„Das Feld“ | Robert Seethaler

Autor:  Robert Seethaler
Verlag: Hanser Berlin
Genre: Roman
Seitenzahl:  239
ISBN: 978-3-446-26038-2

Wenn die Toten auf ihr Leben zurückblicken könnten, wovon würden sie erzählen?
Wäre es eine Geschichte oder die Erinnerung an einem Moment, an ein bestimmtes Gefühl, eine Regung?

Einer wurde geboren, verfiel dem Glücksspiel und starb. Ein anderer hat nun endlich verstanden, in welchem Moment sich sein Leben entschied. Einer erinnert sich daran, dass ihr Mann ein Leben lang ihre Hand in seiner gehalten hat.
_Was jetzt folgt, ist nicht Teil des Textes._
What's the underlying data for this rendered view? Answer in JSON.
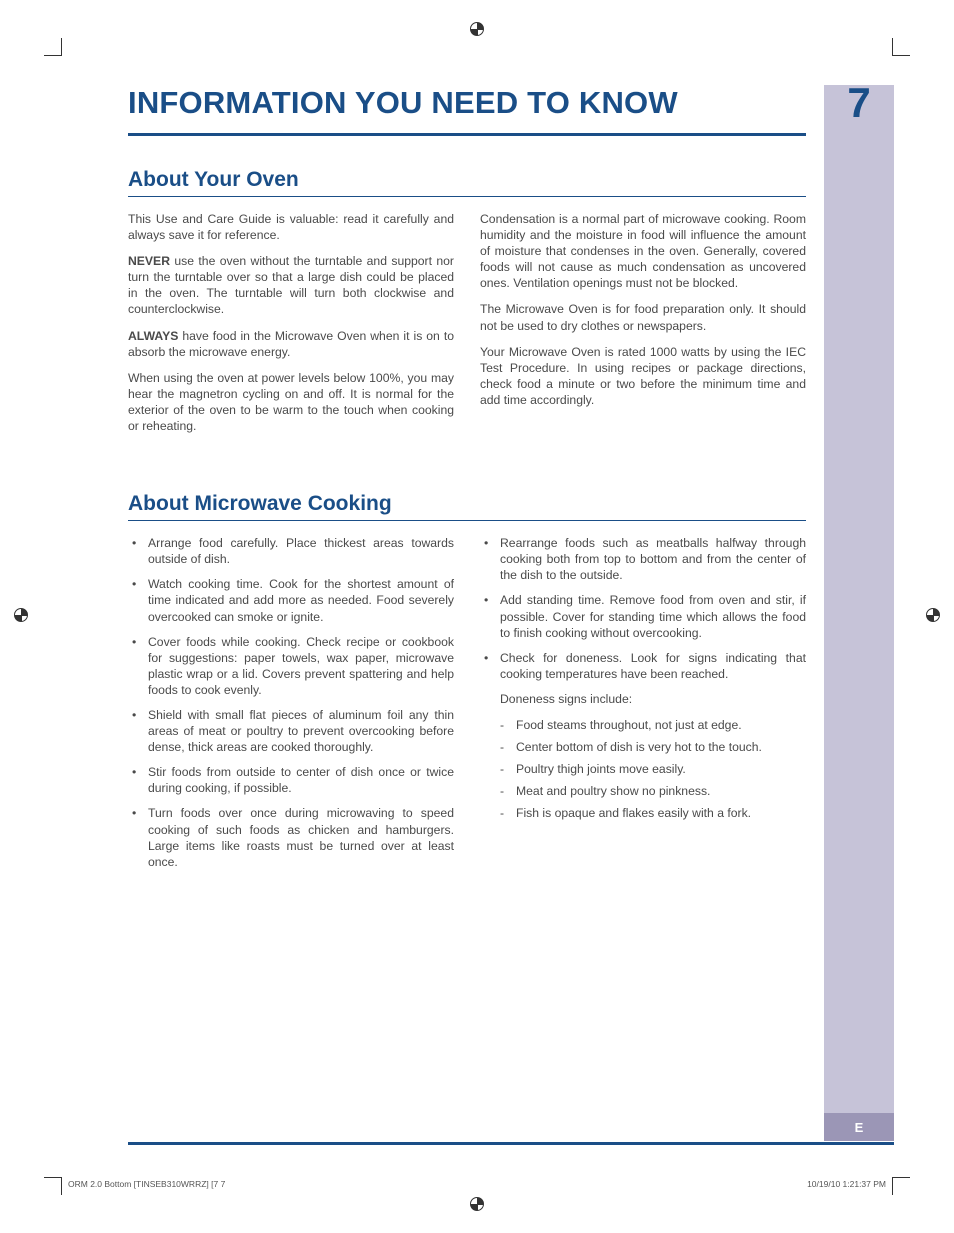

Eine andere hatte 67 Männer, doch nur einen von ihnen hat sie geliebt. Einer war vernünftig genug, sich seine Träume nicht zu erfüllen. Und einer dachte: Mann müsste mal raus hier. Doch dann blieb er!

Meine Meinung

Endlich wieder ein neues Buch von Robert Seethaler!
Ein berührendes und sehr feines Buch, das für mich auch definitiv an seine Vorgänger anschließen kann. Es bringt einen zum Lachen, es weckt Bedauern, es zeigt Glück und das Gefühl etwas Wichtiges verpasst zu haben.

Zu Beginn des Buches begleiten wir einen älteren Mann auf seinem täglichen Spaziergang zum Friedhof der kleinen Gemeinde Paulstadt. Ganz in seine Gedanken vertieft fragt er sich, wie es wohl wäre, wenn die Toten von ihrem Leben erzählen könnten und ihn überkommt der Verdacht, dass sie vermutlich genauso wie die Lebenden nur Belanglosigkeiten von sich geben würden.
Der Leser taucht von der ersten bis zur letzten Seite in die kleine Welt der Paulstädter ein und lauscht den verschiedenen Geschichten der verstorbenen Bewohner.
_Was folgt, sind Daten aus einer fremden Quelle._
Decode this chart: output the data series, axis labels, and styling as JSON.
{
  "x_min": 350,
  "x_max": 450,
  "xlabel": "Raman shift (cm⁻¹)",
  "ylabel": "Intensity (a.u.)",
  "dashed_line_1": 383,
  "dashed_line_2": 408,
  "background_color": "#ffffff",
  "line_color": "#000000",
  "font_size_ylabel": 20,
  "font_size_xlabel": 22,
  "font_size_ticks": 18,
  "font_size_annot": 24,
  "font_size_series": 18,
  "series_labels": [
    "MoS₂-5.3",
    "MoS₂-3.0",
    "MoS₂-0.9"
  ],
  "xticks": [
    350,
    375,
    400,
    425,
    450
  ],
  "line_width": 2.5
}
Robert Seethaler schreibt hier sehr komplex und fordert die Aufmerksamkeit seines Lesers deutlich heraus. Nach und nach entdeckt man erste Verbindungen zwischen den Personen. Einige sind durch liebe miteinander verbunden, andere sind miteinander verwandt. Zum Teil wird dies durch den Nachnamen offensichtlich, bei manch Anderen muss man doch aufmerksam lesen, um einzelne Hinweise in Nebensätzen nicht zu übersehen. Wir erfahren auch viele private Dinge, die in der Zeit zwischen dem Zweiten Weltkrieg und heute stattfanden. Diese miteinander verknüpften Schicksale machen „Das Feld“ lebendig und man bekommt ein gutes Gefühl für die Harmonie in diesem kleinen Örtchen.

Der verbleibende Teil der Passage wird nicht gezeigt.